После выступления Курбанберды-ага многие из наших ребят остались работать в колхозе. Среди них был и я. В тайне я мечтал работать вместе с Гульшен, но что это решится само собой и так легко, я не предполагал. Думал, меня пошлют работать в хлопководческую бригаду или к животноводам. На следующий день после получения аттеста зрелости я пришел к председателю. Оглядев меня с ног до головы, Курбанберды-ага хлопнул меня по спине:
— Молодец, Якшимурат, молодец! Сдержал свое слово. Труд это дело хорошее. Вот начнешь работать и станешь здоровым, как богатырь, джигитом. — Я в тот же миг понял, что Курбанберды-ага говорит эти слова, имея в виду мою худощавость. — Хочешь поехать в Чагели?
— Поеду, конечно!
— Молодец. Ну, если поедешь, там будешь работать в овощеводческой бригаде у Алтыхан-ага. Ему нужны легкие на подъем ребята, как ты…
Я даже не дослушал Курбанберды-ага, подпрыгнул от радости и пулей вылетел из конторы.
… Может от того, что я долго лежал, глядя на звезды, перед моими глазами словно таяла какая-то пелена. Да нет, это звезды на небе побледнели. Глаза мои слипались. Вот уже и луна торопится встретиться с землей. Откуда-то издалека подоспел гонец рассвета — прохладный ветерок и побежал дальше, погладив мое лицо и волосы. Я уснул.
5
Я привык очень рано подниматься. Это стало моей постоянной потребностью. Отвыкнуть от этого, как я понял, невозможно в течение всей жизни. Как бы я ни устал или ни выспался, все равно встаю в одно и тоже время, словно кто-то толкает меня в бок. Только ранним утром так чудесно дышится свежим воздухом. Настроение такое, словно земли под ногами нет — поднимешь руки, разбежишься и полетишь! И еще: я обязательно начинаю свой день с бега, иначе бодрости на целый день не хватает.
Здесь, в Чагели, бегать одно удовольствие: вокруг открытое поле, простор. А вот в селе бегать было трудно. Бежишь утром по асфальтовой дороге и вдруг навстречу овцы, которые шарахаются в разные стороны от испуга, или прохожий остановится и стоит, смотрит тебе вслед, разинув рот, словно увидел какое-то диво.

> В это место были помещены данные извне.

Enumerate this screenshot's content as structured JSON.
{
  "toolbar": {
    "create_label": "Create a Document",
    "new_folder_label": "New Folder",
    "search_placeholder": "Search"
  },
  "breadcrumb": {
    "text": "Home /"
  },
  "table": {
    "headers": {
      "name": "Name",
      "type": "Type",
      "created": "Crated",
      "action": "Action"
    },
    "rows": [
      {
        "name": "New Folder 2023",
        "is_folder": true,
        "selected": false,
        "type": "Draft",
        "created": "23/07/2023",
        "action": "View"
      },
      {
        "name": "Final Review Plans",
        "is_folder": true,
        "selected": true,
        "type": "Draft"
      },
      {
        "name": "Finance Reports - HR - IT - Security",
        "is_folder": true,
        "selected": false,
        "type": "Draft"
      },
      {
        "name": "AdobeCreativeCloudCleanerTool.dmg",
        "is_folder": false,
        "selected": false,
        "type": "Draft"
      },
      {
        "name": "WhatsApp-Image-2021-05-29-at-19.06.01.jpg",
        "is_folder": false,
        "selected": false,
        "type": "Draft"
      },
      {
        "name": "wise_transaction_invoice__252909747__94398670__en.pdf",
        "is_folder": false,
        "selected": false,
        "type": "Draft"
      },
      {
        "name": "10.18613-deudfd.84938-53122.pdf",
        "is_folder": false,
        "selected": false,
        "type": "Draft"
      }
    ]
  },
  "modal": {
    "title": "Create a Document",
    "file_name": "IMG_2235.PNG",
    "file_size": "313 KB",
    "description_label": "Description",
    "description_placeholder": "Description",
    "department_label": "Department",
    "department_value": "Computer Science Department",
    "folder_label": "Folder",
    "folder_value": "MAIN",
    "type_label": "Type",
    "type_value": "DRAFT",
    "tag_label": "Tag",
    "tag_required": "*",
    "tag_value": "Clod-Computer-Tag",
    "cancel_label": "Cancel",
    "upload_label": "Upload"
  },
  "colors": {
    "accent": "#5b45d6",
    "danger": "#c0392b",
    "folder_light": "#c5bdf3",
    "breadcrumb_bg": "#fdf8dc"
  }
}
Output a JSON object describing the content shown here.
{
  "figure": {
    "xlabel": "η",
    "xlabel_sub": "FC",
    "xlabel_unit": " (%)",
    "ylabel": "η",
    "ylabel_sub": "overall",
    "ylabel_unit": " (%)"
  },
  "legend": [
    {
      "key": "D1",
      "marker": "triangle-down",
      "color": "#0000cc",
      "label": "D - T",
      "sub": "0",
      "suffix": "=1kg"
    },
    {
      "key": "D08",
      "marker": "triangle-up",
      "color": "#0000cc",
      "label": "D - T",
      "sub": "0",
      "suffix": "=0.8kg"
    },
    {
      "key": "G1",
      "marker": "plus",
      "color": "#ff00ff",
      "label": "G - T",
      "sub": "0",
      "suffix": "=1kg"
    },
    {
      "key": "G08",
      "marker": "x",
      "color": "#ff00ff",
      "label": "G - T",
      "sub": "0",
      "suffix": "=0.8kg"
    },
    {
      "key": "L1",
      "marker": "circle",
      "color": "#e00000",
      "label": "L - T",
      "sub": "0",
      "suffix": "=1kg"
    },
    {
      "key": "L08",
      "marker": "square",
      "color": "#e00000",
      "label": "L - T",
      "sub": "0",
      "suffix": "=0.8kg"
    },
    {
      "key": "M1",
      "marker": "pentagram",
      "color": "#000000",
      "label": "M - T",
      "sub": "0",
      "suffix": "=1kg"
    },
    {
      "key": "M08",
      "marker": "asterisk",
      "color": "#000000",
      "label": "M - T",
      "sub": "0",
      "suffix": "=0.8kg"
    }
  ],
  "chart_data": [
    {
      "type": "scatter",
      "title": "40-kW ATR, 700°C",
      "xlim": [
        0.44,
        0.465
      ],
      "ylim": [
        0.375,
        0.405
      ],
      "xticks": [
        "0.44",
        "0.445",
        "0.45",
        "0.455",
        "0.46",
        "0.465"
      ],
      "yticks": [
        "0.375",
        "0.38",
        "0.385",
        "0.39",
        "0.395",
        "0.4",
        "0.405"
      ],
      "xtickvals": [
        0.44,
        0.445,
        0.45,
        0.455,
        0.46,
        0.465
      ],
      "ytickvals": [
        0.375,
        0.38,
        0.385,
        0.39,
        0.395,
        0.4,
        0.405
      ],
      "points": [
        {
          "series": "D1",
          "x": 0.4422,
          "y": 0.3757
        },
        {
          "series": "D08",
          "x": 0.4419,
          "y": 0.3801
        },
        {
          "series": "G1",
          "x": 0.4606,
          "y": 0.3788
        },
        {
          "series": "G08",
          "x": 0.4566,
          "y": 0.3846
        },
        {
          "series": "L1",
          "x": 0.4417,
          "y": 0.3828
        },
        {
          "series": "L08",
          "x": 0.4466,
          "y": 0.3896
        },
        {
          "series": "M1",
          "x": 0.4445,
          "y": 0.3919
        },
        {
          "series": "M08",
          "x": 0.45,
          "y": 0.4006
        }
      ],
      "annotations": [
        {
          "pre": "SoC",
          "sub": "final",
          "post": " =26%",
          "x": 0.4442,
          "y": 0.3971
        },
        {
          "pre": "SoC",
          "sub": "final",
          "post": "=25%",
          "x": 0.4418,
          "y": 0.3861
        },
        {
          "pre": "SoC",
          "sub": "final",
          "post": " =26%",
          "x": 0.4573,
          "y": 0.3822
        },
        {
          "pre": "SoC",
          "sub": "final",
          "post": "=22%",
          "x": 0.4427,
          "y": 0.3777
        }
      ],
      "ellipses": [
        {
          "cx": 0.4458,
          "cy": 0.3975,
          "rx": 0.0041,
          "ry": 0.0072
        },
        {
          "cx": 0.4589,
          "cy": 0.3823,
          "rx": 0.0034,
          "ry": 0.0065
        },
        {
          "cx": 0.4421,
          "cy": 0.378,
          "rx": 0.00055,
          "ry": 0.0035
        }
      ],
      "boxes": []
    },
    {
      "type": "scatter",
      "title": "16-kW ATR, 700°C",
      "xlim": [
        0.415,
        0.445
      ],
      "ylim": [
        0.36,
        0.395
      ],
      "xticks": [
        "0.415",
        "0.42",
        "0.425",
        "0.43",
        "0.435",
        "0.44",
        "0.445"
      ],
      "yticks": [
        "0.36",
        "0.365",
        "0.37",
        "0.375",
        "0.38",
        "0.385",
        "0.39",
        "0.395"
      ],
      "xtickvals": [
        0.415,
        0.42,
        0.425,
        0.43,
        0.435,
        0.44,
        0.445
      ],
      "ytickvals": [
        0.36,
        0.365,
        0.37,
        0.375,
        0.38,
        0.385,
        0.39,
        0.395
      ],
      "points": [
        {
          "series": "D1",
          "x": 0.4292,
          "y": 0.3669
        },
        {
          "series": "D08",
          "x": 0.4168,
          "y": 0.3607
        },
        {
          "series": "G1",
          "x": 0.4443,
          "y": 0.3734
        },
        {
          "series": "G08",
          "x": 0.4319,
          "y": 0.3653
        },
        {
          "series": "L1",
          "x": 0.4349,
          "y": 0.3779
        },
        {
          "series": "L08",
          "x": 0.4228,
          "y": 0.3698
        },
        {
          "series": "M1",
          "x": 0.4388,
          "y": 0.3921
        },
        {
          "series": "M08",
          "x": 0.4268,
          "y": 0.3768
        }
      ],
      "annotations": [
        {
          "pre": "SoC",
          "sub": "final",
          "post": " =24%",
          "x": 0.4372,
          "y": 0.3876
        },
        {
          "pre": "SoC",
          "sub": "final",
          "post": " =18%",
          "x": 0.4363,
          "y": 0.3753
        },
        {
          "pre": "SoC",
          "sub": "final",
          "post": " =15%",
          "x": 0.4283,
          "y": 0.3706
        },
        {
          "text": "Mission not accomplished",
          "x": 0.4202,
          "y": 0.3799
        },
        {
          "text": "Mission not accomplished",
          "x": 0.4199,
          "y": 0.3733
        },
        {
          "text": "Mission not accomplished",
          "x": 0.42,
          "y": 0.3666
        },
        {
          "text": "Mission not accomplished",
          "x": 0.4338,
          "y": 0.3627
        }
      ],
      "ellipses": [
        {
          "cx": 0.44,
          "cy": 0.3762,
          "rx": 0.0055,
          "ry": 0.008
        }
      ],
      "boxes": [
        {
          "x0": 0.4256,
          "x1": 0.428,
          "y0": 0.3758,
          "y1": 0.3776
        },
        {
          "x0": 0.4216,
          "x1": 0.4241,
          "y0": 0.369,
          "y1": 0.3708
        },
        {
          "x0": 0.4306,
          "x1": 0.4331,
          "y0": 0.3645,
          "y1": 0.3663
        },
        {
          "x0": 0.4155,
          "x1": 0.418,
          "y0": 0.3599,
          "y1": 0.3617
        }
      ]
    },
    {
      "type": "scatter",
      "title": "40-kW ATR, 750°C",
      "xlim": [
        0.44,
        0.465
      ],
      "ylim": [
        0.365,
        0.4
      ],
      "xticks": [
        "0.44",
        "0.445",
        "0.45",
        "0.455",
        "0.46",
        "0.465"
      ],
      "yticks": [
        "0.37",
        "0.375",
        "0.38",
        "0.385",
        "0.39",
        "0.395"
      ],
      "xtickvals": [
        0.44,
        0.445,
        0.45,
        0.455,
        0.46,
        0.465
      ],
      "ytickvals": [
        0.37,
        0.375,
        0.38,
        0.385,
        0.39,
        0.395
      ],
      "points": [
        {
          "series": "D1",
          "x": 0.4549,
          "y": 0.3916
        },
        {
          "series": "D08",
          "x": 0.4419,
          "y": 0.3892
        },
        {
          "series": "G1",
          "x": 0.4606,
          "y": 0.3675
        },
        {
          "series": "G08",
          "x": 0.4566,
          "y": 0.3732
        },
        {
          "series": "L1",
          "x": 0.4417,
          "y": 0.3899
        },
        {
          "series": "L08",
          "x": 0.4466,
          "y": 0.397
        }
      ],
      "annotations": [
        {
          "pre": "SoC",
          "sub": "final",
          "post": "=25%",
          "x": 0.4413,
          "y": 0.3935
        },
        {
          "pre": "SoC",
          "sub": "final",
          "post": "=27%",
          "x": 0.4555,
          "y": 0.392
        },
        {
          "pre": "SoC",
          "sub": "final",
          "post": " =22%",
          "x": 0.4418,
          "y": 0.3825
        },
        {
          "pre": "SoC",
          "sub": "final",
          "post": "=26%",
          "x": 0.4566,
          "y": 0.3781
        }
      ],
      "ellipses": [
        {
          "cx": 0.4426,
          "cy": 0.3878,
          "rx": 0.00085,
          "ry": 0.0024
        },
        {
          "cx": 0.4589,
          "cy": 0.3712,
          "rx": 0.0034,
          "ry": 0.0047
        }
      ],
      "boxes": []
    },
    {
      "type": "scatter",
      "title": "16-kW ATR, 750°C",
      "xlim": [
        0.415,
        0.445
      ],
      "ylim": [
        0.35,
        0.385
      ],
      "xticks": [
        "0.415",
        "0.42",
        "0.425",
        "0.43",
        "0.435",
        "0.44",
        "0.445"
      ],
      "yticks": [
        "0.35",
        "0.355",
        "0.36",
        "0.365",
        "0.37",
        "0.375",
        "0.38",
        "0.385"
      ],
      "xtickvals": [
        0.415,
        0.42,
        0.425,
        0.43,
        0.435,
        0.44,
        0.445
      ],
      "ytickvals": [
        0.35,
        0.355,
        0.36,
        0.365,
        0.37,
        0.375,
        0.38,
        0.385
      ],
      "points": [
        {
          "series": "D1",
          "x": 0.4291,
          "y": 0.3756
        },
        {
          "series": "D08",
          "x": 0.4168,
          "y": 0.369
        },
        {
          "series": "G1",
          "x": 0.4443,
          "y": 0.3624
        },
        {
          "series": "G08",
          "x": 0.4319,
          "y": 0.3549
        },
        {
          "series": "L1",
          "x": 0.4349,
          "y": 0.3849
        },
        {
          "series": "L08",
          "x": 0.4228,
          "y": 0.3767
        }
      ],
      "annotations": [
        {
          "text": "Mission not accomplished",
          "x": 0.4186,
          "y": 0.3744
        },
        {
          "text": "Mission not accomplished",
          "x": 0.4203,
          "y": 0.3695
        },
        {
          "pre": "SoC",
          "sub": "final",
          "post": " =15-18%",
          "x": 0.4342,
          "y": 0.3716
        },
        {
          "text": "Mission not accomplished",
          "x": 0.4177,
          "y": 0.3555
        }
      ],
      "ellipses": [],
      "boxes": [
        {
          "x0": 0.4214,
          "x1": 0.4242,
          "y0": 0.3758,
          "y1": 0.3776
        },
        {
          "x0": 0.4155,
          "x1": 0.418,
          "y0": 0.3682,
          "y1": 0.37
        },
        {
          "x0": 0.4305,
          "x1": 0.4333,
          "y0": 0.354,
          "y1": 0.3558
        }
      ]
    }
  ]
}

Однажды отец Гульшен Алем-ara вел под уздцы верблюда на выпас в лощину. Еще диковатый молодой верблюд, которого недавно купили на базаре, увидев меня, напугался, дернулся в сторону, а ни о чем не ведавший Алем-ага от неожиданности выронил из рук повод. В тот день я до самого обеда помогал Алем-ага ловить верблюда. Я думал, что Алем-ага устроит мне головомойку за те хлопоты, которые я ему доставил, но вышло наоборот. "Не беда, Якши. Ты же не нарочно испугал верблюда, Вот когда я был таким же как ты, из-за нашего озорства никому нельзя было спокойно пройти по дороге. Мы прятались у обочины и валили всадников с лошадей и ишаков. Вот это было нехорошо. Бегай, бегай, будешь здоровым, с любой работой справишься. В другой раз и я буду внимательнее. Теперь как встречу тебя на дороге, верблюд не вырвется из моих рук", — сказал Алем-ага, точно камень снял с моей души. Зато от отца Койли, Колли-ага мне пришлось наслушаться других слов.